Comparativistics in Linguistics: from Basics to Details
Alexei Kassian, famous linguist and senior research fellow of the RAS Institute of Linguistics, and someone whose name is associated with fascinating discoveries in the field of comparative-historical language studies, visited HSE University to give students in linguistics a lecture on the subtleties of phylogenetic analysis, computer tools, and the reconstruction of ancient languages.
How can phylogeny help linguists in their research? Can we reconstruct the branching of the original Indo-European language? These questions can be answered through comparative-historical language studies, one of the most fascinating and yet challenging fields of linguistics.Alexei Kassian, PhD in Philology, famous Russian linguist and senior research fellow of the Institute of Linguistics, the Russian Academy of Sciences, visited HSE University in Nizhny Novgorod. He gave an introductory lecture on comparative-historical language studies for students of the bachelor’s programme ‘Fundamental and Applied Linguistics’, and spoke about the phonetic and semantic reconstruction of ancient languages and the interaction of sciences in comparative-historical language research.
As a first-year student who has only just begun studying linguistics, I found Alexei Kassian’s lecture fairly complex in terms of the concepts, but quite easy to understand. I think this was largely due to the examples that the lecturer provided for almost all of his arguments, his simple-to-follow explanations, and effective interaction with the audience. Like many of my classmates, I still have some things to learn and clarify after this lecture.
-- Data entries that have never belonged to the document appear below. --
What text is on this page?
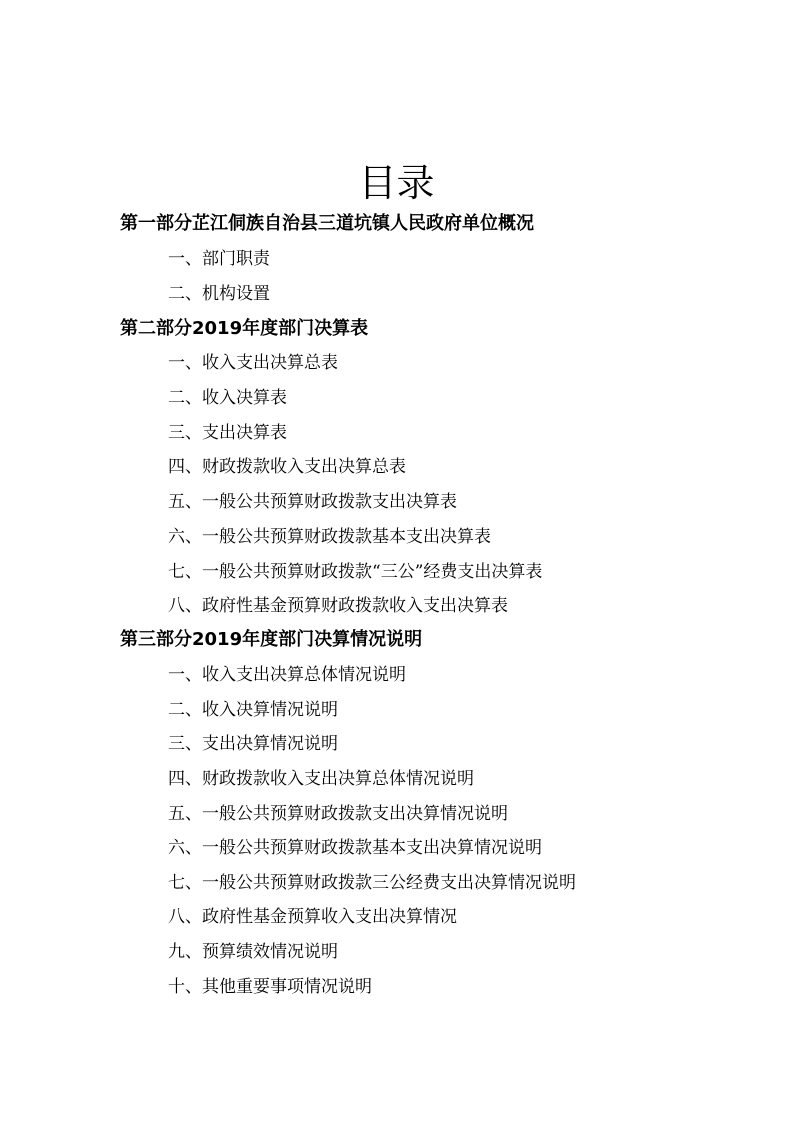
目录
第一部分芷江侗族自治县三道坑镇人民政府单位概况
一、部门职责
二、机构设置
第二部分2019年度部门决算表
一、收入支出决算总表
二、收入决算表
三、支出决算表
四、财政拨款收入支出决算总表
五、一般公共预算财政拨款支出决算表
六、一般公共预算财政拨款基本支出决算表
七、一般公共预算财政拨款“三公”经费支出决算表
八、政府性基金预算财政拨款收入支出决算表
第三部分2019年度部门决算情况说明
一、收入支出决算总体情况说明
二、收入决算情况说明
三、支出决算情况说明
四、财政拨款收入支出决算总体情况说明
五、一般公共预算财政拨款支出决算情况说明
六、一般公共预算财政拨款基本支出决算情况说明
七、一般公共预算财政拨款三公经费支出决算情况说明
八、政府性基金预算收入支出决算情况
九、预算绩效情况说明
十、其他重要事项情况说明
But comparative-historical linguistics has become much clearer to me.
student of Fundamental and Applied Linguistics
‘The lecture was based on the basics-to-details approach, so when the linguist spoke about the subtleties of research methods, such as the Mantel tests or the various types of phylogenetic analysis algorithms, even students who didn’t know anything about comparative linguistics could understand and follow what was being said. I was particularly interested in using the matrix method to compare cognate languages,’ said Maya Artukh, student of Fundamental and Applied Linguistics.
I would like to point out that as a result of the speaker’s enthusiasm, many of the audience felt inspired to do their own research in this particular scientific field. Although comparative-historical linguistics has existed as a science for a long time and can boast a number of achievements, it continues to develop. Alexei Kassian and his students have come up with a new approach to facilitate comparison of languages that belong to the same language family. This is an excellent example of how a teacher and his students can put knowledge into practice. I would like to thank Alexei Kassian for a brilliant lecture.’